Monday, August 8, 2016 at 2:00 PM in Rice 504
Advisor: Kamin Whitehouse
Committee Members: Jack Stankovic (Committee Chair), Hongning Wang, Quanquan Gu (Systems Engineering), David Culler, (UC Berkeley).
Toward Robust and Accurate Human Activity Recognition using Wearable Sensors
Ubiquitous and immersive sensing equipment and devices, e.g., the Internet of Things, are generating an explosive amount of data. To extract meaningful and actionable information out of these data inevitably requires the metadata of the generated data. However, the majority of data remain unlabeled and the generation of metadata still involves labor intensive efforts, thus fundamentally unscalable.
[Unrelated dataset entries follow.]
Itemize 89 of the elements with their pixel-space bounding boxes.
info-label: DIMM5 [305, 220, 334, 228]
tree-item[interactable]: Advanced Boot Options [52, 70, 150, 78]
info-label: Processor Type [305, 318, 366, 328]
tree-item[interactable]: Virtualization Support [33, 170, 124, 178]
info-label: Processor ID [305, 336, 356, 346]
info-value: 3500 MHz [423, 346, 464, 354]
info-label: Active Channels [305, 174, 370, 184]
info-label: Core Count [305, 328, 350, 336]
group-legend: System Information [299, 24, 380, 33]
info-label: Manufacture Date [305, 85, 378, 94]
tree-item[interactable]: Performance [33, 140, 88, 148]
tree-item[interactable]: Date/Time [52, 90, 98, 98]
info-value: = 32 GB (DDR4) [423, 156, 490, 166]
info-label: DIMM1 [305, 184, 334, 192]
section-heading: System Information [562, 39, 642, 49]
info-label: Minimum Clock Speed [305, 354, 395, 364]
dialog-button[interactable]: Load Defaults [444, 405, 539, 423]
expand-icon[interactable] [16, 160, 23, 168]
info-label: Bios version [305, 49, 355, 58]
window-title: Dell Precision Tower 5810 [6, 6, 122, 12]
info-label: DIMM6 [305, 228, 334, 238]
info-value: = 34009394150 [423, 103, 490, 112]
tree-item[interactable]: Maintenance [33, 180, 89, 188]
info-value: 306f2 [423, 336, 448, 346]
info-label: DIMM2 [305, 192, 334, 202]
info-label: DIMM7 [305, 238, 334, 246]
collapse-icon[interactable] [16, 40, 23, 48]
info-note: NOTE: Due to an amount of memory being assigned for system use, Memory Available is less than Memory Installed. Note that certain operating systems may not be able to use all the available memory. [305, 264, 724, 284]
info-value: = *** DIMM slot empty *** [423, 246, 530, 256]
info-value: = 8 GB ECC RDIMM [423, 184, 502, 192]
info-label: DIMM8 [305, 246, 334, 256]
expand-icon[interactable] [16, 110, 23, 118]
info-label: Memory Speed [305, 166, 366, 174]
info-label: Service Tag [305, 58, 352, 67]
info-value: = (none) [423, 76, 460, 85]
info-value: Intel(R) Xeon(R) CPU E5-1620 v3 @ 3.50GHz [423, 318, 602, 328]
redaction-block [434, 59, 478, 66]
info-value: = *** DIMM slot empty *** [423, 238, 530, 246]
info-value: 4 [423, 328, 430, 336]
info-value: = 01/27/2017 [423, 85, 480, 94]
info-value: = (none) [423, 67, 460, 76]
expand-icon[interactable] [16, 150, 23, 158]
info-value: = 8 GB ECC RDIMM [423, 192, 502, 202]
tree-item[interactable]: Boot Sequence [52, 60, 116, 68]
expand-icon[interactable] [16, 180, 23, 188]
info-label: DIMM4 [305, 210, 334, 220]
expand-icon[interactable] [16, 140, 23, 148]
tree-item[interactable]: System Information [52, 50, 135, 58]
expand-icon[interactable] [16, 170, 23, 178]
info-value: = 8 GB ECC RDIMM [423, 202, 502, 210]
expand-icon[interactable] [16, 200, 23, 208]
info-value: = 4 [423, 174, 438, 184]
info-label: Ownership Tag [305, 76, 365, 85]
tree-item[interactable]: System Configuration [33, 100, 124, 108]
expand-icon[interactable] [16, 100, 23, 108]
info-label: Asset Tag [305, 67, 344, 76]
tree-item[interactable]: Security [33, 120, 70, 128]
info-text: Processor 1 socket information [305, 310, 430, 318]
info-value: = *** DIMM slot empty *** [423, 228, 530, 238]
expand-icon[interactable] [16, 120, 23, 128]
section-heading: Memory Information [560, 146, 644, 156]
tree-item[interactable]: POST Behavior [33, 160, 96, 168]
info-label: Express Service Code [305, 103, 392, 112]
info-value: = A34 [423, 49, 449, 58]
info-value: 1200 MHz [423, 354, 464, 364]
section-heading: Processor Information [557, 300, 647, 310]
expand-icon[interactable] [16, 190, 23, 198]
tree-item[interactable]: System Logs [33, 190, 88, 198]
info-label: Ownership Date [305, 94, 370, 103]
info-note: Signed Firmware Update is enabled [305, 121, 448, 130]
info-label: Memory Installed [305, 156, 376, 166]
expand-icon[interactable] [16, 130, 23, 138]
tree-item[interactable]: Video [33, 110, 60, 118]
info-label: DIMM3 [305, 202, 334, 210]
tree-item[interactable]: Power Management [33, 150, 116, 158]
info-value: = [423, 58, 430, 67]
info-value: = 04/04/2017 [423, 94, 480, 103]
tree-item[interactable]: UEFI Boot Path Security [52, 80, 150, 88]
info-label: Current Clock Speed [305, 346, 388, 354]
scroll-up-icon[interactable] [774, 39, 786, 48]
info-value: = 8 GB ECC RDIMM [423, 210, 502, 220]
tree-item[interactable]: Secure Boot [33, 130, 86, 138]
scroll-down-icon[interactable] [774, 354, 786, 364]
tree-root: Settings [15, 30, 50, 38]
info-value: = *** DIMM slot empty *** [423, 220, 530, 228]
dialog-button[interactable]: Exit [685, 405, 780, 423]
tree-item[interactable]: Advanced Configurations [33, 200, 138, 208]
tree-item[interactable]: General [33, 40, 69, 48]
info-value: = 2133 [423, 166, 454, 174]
As a solution, we propose a framework for inferring the contextual information embedded in the sensor time series, e.g., what they measure, where they locate, how they relate to each other, etc. We take a representative of the metadata inference problem, particularly, for commercial buildings, and demonstrate first steps towards a metadata inference solution that requires minimal human intervention. At core of our solution lie a suite of techniques that exploit both the textual and time series data of sensors in buildings. We have explored a few approaches to inferring the type and location information that show promise. Building upon the early results, we will next focus on inferring the relationship between points. This proposal provides an overview of our solution, along with some preliminary results and key challenges, proposed research and an evaluation plan.